This Father’s Day I got a special visit from my son, that included a sit down and heart to heart conversation. The conversation wasn’t a surprise to me, I spend a lot of time talking with my children about the events that occur in their lives. The surprising thing about the conversation, is the fact that my son feels that he was raised correctly.
The reason I am so amazed, is because I never considered the job I did with my kids, “a good job.” There have been times that I feel I haven’t been the best father to my children. These times haunted me as I watched them grow. It was as if, I could see the errors I made as a father, in the choices they made throughout life. The possibility that I might have achieved my goal as a parent, to make children that can give something back to the world, is a bit humbling.
Being a parent is one of the most important things I have done in my life. I find that fatherhood is a difficult wonder, that can give you joy and cause angst. I remember watching each of my children as they ventured around our home on their first steps. The feeling of neglect, yes I said neglect, when I walked away from their kindergarten classrooms on their first day. I wanted each to look back and say “I can’t, I want to go home with you daddy.” Yes, I would have made them stay, but the emotion would have been great. Throughout it all, I have enjoyed the journey, but I never thought I was doing it right.
My son’s honest review of the job I’d done, was an incredible blessing, that I can’t help but share with my readers. Hearing that I have been able to raise a few wonderful children into adults, has made me more secure with the other things I attempt. The crazy thing is, I often believe that people can be the harshest judge, when judging themselves.
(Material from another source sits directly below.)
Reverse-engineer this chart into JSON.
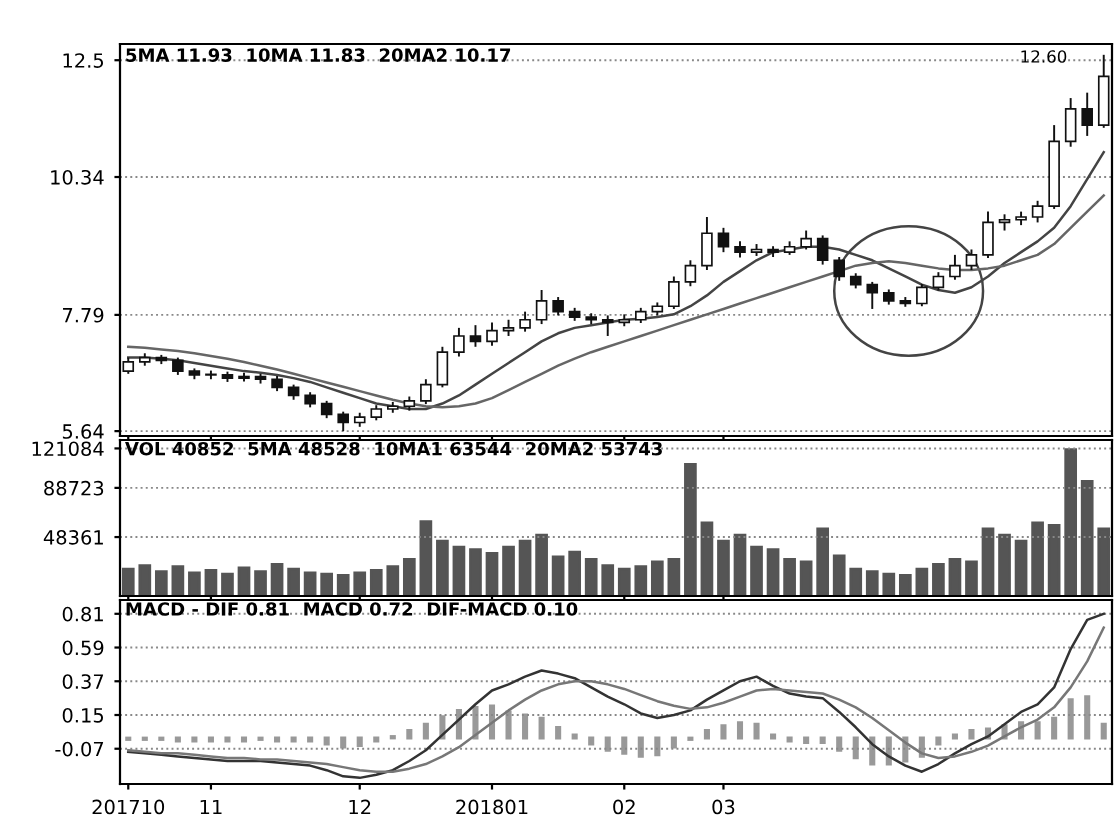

Knowing that I have been judging myself so harshly because of some personal idea of what a father should entail, tells me that I should be more lenient with myself. That my fatherly decisions may not have been right but they did the job. Isn’t that what parents hope when they’re raising their kids?
My advice to you, the reader that may not notice that you’re being a bit harsh with your own review of whatever work you’re doing; stop judging your efforts under such intense scrutiny. The world is full of people that seem all too happy to judge you and everything about you. Spend your time on this planet working towards your dreams, because this life is too short to worry about another person’s judgment of you. Strive for success because you will be judged either way.